Alessandro Spadotto, carabiniere rapito in Yemen sarà liberato

Alessandro Spadotto, il carabiniere italiano rapito nei giorni scorsi in Yemen, sarà liberato “domani” o “al massimo dopodomani”: parola del rapitore, un noto bandito della regione petrolifera di Maarib, a est della capitale Sanaa, che afferma di non avere richieste da fare all’Italia e che il sequestro “è solo un modo per fare pressione sul governo yemenita” per questioni “personali”, non politiche. Il sedicente rapitore, Ali Nasser Hreidqan, è sostenuto dal suo clan tribale dei Jalal, già autori in passato di rapimenti a danno di stranieri per risolvere controversie col governo centrale di Sanaa. Spadotto, 29 anni, addetto alla sicurezza della locale ambasciata italiana, era stato rapito in circostanze ancora da chiarire il 29 luglio scorso. Le autorità yemenite avevano subito informato il governo italiano dell’identità dei rapitori, guidati da Hreidqan. “Non ho nessuna richiesta da fare all’Italia, e il rapimento dell’italiano è solo un modo per fare pressione sul governo yemenita”, ha dichiarato in una telefonata all’agenzia yemenita Maareb Press riportata oggi.
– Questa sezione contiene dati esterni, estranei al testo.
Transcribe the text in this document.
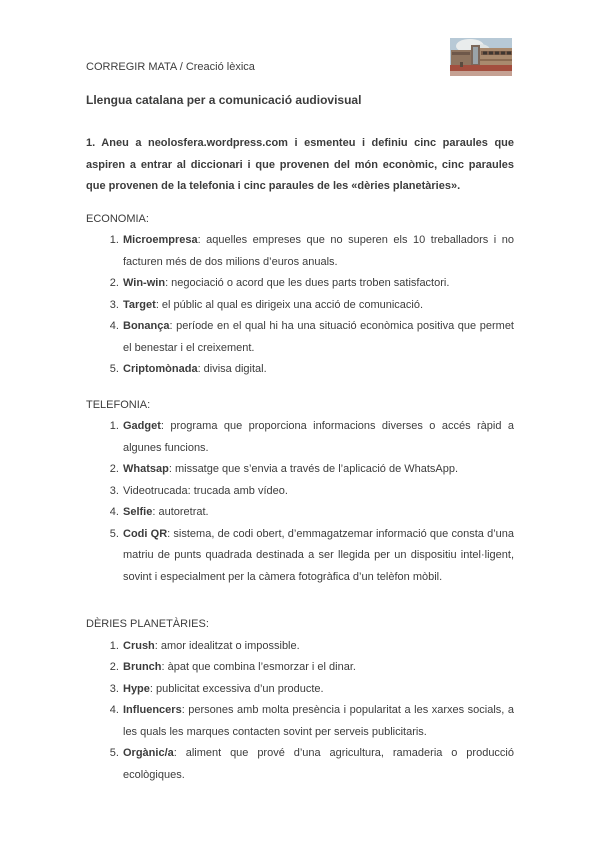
CORREGIR MATA / Creació lèxica
Llengua catalana per a comunicació audiovisual

1. Aneu a neolosfera.wordpress.com i esmenteu i definiu cinc paraules que aspiren a entrar al diccionari i que provenen del món econòmic, cinc paraules que provenen de la telefonia i cinc paraules de les «dèries planetàries».

ECONOMIA:
1. Microempresa: aquelles empreses que no superen els 10 treballadors i no facturen més de dos milions d’euros anuals.
2. Win-win: negociació o acord que les dues parts troben satisfactori.
3. Target: el públic al qual es dirigeix una acció de comunicació.
4. Bonança: període en el qual hi ha una situació econòmica positiva que permet el benestar i el creixement.
5. Criptomònada: divisa digital.
TELEFONIA:
1. Gadget: programa que proporciona informacions diverses o accés ràpid a algunes funcions.
2. Whatsap: missatge que s’envia a través de l’aplicació de WhatsApp.
3. Videotrucada: trucada amb vídeo.
4. Selfie: autoretrat.
5. Codi QR: sistema, de codi obert, d’emmagatzemar informació que consta d’una matriu de punts quadrada destinada a ser llegida per un dispositiu intel·ligent, sovint i especialment per la càmera fotogràfica d’un telèfon mòbil.
DÈRIES PLANETÀRIES:
1. Crush: amor idealitzat o impossible.
2. Brunch: àpat que combina l’esmorzar i el dinar.
3. Hype: publicitat excessiva d’un producte.
4. Influencers: persones amb molta presència i popularitat a les xarxes socials, a les quals les marques contacten sovint per serveis publicitaris.
5. Orgànic/a: aliment que prové d’una agricultura, ramaderia o producció ecològiques.
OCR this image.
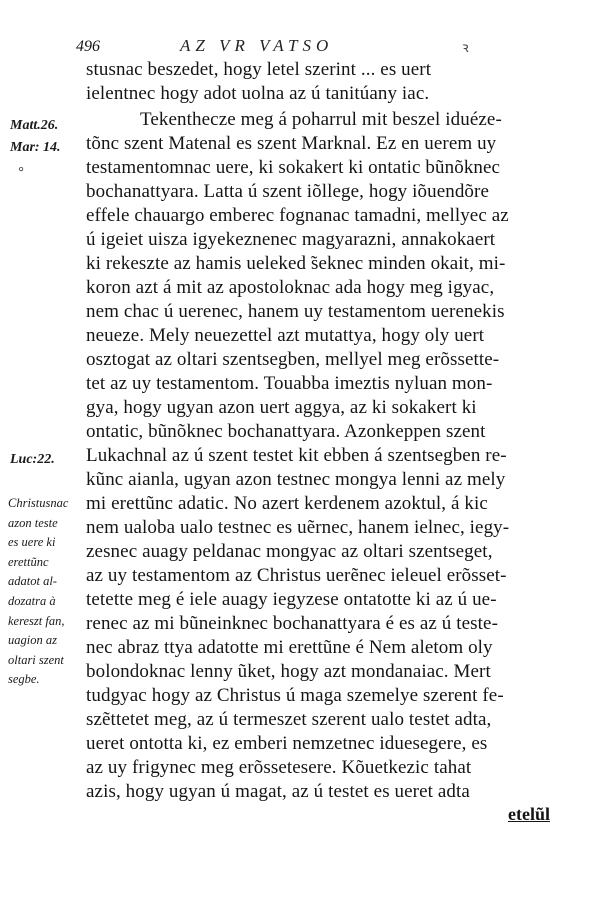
496	AZ VR VATSO	ꝛ
stusnac beszedet, hogy letel szerint ... es uert
ielentnec hogy adot uolna az ú tanitúany iac.
Tekenthecze meg á poharrul mit beszel iduéze-
tõnc szent Matenal es szent Marknal. Ez en uerem uy
testamentomnac uere, ki sokakert ki ontatic bũnõknec
bochanattyara. Latta ú szent iõllege, hogy iõuendõre
effele chauargo emberec fognanac tamadni, mellyec az
ú igeiet uisza igyekeznenec magyarazni, annakokaert
ki rekeszte az hamis ueleked ̃seknec minden okait, mi-
koron azt á mit az apostoloknac ada hogy meg igyac,
nem chac ú uerenec, hanem uy testamentom uerenekis
neueze. Mely neuezettel azt mutattya, hogy oly uert
osztogat az oltari szentsegben, mellyel meg erõssette-
tet az uy testamentom. Touabba imeztis nyluan mon-
gya, hogy ugyan azon uert aggya, az ki sokakert ki
ontatic, bũnõknec bochanattyara. Azonkeppen szent
Lukachnal az ú szent testet kit ebben á szentsegben re-
kũnc aianla, ugyan azon testnec mongya lenni az mely
mi erettũnc adatic. No azert kerdenem azoktul, á kic
nem ualoba ualo testnec es uẽrnec, hanem ielnec, iegy-
zesnec auagy peldanac mongyac az oltari szentseget,
az uy testamentom az Christus uerẽnec ieleuel erõsset-
tetette meg é iele auagy iegyzese ontatotte ki az ú ue-
renec az mi bũneinknec bochanattyara é es az ú teste-
nec abraz ttya adatotte mi erettũne é Nem aletom oly
bolondoknac lenny ũket, hogy azt mondanaiac. Mert
tudgyac hogy az Christus ú maga szemelye szerent fe-
szẽttetet meg, az ú termeszet szerent ualo testet adta,
ueret ontotta ki, ez emberi nemzetnec iduesegere, es
az uy frigynec meg erõssetesere. Kõuetkezic tahat
azis, hogy ugyan ú magat, az ú testet es ueret adta
Matt.26.
Mar: 14.
°
Luc:22.
Christusnac
azon teste
es uere ki
erettũnc
adatot al-
dozatra à
kereszt fan,
uagion az
oltari szent
segbe.
etelũl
Hreidqan ha spiegato che le sue richieste “sono personali, tra me e lo Stato yemenita”. L’uomo ha detto che “sono in corso mediazioni tra esponenti tribali per risolvere la questione” e che “domani o al massimo dopodomani” Spadotto sarà liberato. Il carabiniere, originario di San Vito al Tagliamento (Pordenone) e in forza al 13/mo battaglione di Gorizia, “sta bene, ha telefono e Internet ed è provvisto di ogni comodità, più di quelle che avrebbe in Italia”, afferma Hreidqan. Proprio ieri Spadotto era riuscito a inviare un SMS alla sua ragazza in Italia rassicurandola sul suo stato di salute. Il rapitore ha poi smentito di appartenere a organizzazioni terroristiche o partiti politici e ha chiesto alle autorità del suo Paese che venga “annullato il suo divieto di espatrio” e che gli venga restituito il denaro “sottratto durante la prigionia”. L’uomo era stato arrestato a gennaio scorso con l’accusa di aver ucciso alcuni militari governativi. Era stato poi liberato in cambio del rilascio di un operatore norvegese dell’Onu rapito da uomini del suo stesso clan tribale.